September 2019
tl;dr: One of the most widely used method for face detection and face landmark regression.
Overall impression
The paper seems rather primitive compared to general object detection frameworks like faster rcnn. MTCNN is more like the original rcnn method.
However it is also enlightening that a very shallow CNN (O-Net) applied on top of cropped image patches can regress landmark accurately. Landmark regression given an object bbox may not require that large of a receptive field anyway.
The paper is largely inspired by Hua Gang’s paper cascnn: A Convolutional Neural Network Cascade for Face Detection.
Key ideas
- Three stages
- P-Net: proposal network on 12x12 input size
- R-Net: FP reduction on 24x24 input size
- O-Net: landmark regression on 48x48 input size
- P-Net is trained on patches but deployed convolutionally for detection. (or equivalently in a sliding window fashion)

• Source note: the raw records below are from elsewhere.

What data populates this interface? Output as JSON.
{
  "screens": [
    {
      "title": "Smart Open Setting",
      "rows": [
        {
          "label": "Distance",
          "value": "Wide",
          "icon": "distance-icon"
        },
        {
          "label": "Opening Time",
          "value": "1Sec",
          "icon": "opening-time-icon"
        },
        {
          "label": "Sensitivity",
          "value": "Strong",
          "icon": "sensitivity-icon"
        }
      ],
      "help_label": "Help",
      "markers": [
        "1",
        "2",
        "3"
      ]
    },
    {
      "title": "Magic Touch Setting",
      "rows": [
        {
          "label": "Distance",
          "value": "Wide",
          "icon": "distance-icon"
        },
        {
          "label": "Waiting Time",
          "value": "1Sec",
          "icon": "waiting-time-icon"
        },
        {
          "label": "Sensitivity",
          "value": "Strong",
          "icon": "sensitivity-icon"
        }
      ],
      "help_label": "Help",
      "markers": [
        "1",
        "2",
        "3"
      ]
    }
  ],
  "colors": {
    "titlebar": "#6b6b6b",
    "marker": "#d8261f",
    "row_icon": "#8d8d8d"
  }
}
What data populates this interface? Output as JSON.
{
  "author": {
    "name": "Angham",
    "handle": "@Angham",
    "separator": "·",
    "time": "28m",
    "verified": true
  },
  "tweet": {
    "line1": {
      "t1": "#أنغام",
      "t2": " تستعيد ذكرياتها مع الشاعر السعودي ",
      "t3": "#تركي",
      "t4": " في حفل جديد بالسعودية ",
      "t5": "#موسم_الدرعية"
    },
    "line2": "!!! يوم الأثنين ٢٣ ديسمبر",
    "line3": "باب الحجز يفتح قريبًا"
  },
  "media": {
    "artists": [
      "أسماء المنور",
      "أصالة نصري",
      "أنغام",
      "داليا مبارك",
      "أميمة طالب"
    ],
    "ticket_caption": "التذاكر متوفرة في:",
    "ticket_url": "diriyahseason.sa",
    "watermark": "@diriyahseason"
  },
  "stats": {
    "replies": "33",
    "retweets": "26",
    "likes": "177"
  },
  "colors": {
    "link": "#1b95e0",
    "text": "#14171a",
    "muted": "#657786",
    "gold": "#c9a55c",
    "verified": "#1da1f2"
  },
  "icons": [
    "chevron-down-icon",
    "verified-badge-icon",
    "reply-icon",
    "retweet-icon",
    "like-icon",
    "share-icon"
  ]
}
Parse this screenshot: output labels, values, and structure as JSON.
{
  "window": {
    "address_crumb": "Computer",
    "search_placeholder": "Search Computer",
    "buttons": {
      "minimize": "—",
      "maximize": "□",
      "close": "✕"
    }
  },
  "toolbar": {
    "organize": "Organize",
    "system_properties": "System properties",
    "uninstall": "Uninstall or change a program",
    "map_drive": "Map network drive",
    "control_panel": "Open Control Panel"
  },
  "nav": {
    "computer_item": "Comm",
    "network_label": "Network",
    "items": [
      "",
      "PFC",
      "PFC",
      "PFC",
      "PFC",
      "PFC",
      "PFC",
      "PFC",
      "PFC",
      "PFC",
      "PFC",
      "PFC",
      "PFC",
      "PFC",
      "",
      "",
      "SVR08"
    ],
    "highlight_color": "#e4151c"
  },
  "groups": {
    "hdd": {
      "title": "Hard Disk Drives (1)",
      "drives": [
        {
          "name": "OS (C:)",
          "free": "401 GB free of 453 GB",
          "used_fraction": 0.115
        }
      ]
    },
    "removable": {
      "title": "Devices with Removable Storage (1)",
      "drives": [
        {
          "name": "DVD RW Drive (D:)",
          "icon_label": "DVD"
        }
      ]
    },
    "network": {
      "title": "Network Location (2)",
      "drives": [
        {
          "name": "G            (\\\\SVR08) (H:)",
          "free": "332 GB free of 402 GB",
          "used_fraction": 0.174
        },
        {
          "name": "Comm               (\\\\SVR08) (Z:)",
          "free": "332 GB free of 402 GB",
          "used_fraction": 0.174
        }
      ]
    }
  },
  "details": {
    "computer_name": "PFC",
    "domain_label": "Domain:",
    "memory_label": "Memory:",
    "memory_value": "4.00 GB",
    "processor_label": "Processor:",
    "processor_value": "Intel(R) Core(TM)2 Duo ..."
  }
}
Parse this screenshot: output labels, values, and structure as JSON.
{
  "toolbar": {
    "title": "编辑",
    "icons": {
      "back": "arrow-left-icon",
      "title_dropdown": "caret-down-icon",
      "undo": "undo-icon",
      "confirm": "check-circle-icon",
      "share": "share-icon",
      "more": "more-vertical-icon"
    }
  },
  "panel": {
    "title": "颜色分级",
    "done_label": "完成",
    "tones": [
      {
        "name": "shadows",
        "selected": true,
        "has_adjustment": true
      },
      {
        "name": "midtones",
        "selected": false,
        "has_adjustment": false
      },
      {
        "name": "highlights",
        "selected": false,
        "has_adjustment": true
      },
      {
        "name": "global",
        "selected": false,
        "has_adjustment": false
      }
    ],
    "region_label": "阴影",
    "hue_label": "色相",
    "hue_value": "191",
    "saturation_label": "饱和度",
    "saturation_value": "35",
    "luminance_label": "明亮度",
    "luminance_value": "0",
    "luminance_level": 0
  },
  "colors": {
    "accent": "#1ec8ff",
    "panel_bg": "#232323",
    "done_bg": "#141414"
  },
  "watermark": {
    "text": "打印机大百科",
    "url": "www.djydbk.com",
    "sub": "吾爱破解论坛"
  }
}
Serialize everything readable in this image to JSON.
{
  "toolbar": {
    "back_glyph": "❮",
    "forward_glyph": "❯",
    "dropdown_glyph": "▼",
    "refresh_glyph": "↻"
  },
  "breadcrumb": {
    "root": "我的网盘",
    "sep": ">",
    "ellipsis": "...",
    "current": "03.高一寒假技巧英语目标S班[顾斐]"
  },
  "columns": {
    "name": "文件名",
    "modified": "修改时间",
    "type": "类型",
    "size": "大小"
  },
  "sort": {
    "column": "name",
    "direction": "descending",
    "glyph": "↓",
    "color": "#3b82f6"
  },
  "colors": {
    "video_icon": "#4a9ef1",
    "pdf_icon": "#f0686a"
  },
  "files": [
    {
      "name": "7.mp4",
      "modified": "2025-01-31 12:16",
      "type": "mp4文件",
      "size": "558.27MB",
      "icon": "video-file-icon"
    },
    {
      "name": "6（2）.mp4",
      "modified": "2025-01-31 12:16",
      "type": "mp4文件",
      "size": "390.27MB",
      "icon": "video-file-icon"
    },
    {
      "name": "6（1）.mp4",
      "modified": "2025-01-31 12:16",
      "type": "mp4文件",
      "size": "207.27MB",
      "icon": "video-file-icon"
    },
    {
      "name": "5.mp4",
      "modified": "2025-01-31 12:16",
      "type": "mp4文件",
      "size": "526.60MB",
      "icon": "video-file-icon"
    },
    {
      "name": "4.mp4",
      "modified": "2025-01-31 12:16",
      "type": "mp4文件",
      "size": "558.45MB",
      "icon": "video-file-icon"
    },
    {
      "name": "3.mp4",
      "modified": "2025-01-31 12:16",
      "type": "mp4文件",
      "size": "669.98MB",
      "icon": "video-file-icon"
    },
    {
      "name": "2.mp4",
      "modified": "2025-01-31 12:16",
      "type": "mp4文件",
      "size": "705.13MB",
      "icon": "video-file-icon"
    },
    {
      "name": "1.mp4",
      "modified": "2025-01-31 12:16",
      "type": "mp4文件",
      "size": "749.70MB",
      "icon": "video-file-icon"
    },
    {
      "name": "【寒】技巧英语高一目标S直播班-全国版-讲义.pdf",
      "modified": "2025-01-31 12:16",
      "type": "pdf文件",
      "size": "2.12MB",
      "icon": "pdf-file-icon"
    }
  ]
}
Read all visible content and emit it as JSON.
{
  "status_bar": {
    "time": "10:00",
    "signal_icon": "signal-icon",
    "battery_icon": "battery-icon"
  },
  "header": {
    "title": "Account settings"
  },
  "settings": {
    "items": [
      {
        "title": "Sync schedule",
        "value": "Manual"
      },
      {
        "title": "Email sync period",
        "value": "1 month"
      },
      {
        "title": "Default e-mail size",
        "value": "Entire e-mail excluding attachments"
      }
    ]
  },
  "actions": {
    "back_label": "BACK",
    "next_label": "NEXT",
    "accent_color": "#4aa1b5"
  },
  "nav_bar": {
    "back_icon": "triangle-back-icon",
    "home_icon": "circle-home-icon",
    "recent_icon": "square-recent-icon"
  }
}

- R-Net input is obtained from the output of P-Net
- O-Net input is obtained from the output of R-Net
- Multi dataset used differently
- Loss weighed differently and masked differently in different stages
Technical details
- Not a single model, but training can be done jointly.
Notes
- new implementation in TF and original version
- The method to crop an image and resize is essentially ROI align applied to the original image. Maybe we can save some computation by cropping the feature map from the first stage. The features from the fourth stage is most likely already too spatially blurred to contain any localization info.